Ma partiamo da Sd che, di fatto, ha perso la parte vicina alla Cgil. Il segretario confederale della Cgil Paolo Nerozzi sabato ha detto: «Nelle condizioni date io agli stati generali non parteciperò». Pur specificando che continuerà a condurre la sua battaglia come militante di base, il messaggio è apparso fin troppo chiaro. I cigiellini si tirano fuori dall’operazione Cosa rossa. Nel parlamentino di Sd, dove per la prima volta non si sono visti i sindacalisti, Nerozzi ha svolto un ragionamento che suona più o meno così: ora che Rifondazione difende a spada tratta il Protocollo in Commissione lavoro e viene sulle posizioni di chi lo aveva fatto dall’inizio, perché andare al traino di Giordano senza mettere due paletti davvero non secondari come la cultura di governo e il rapporto col sindacato? Le distanze da Mussi ormai sono incolmabili. Il coordinatore di Sd infatti, pur affermando nettamente che «a questo punto il Protocollo va votato così com’è», ha replicato che l’assemblea dell’8 non è affatto un cedimento a Rifondazione, anzi è il contrario. E ha accelerato, presentando un documento che più unitario non si può. Ma i mal di pancia dentro Sd non sono pochi. Famiano Crucianelli, ad esempio, sostiene: «Vedo che mentre Rifondazione ha ripreso fiato sul terreno della radicalità prima sul Protocollo, poi sulla sicurezza, poi sulla manifestazione di Genova, noi siamo distanti dal progetto per cui siamo nati, quello di una sinistra di governo ancorata al Pse. Oggi ci sono due sinistre, una riformista e una radicale e la sintesi non c’è».

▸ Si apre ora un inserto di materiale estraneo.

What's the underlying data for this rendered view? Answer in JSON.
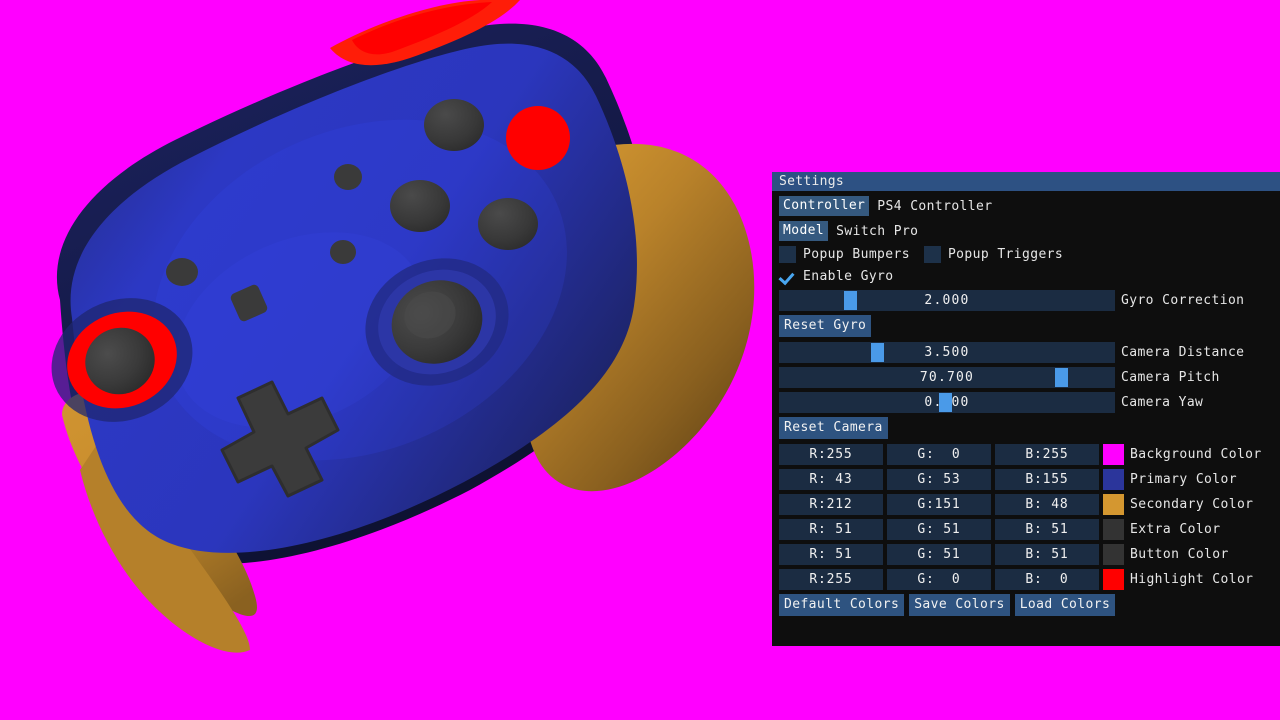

Sulla base anche di queste premesse, Giordano, che il 23 novembre parteciperà al secondo congresso della Sinistra europea a Praga, ha avuto gioco facile nel trovare un equilibrio dentro il Prc, preparandosi a gestire il post-Finanziaria su una linea di “lotta e di governo”. Obiettivo: provare a influire di più sull’agenda politica dando segnali di vitalità al proprio elettorato. Sul fronte Cosa rossa, il ragionamento che fa il segretario di Rifondazione è questo: sia il vassallum che il tedesco (chiesto a gran voce anche da Salvi) agevolano l’unità a sinistra e la politica delle mani libere, anche all’opposizione. Non solo, ma ormai è chiaro che Rifondazione guida il processo a sinistra e Giordano vuole preparare il congresso di marzo evitando strappi interni. E per questo che ieri ha cercato un punto di sintesi, seppur al ribasso rispetto alla prospettiva del «soggetto unitario e plurale». Nella riunione della maggioranza del Prc sono prevalse le resistenze dell’area di Ferrero piuttosto che le spinte di chi vuole andare oltre la federazione. Conseguenza: la mozione congressuale sarà all’insegna del «soggetto unitario e plurale», da realizzarsi nel tempo e senza sciogliere i partiti esistenti. E, soprattutto, Giordano – è questa la mediazione trovata ieri – lancerà la prospettiva della “confederazione” tra i partiti della Cosa rossa: un assetto che rispetto alla “federazione” lascia più autonomia alle singole forze. Una questione di termini? Nient’affatto. Abbassando l’asticella il segretario del Prc si prepara, dopo aver ricomposto la sua maggioranza, a rassicurare anche le minoranze interne che vedono lo scioglimento di Rifondazione non più all’ordine del giorno ma a data da destinarsi.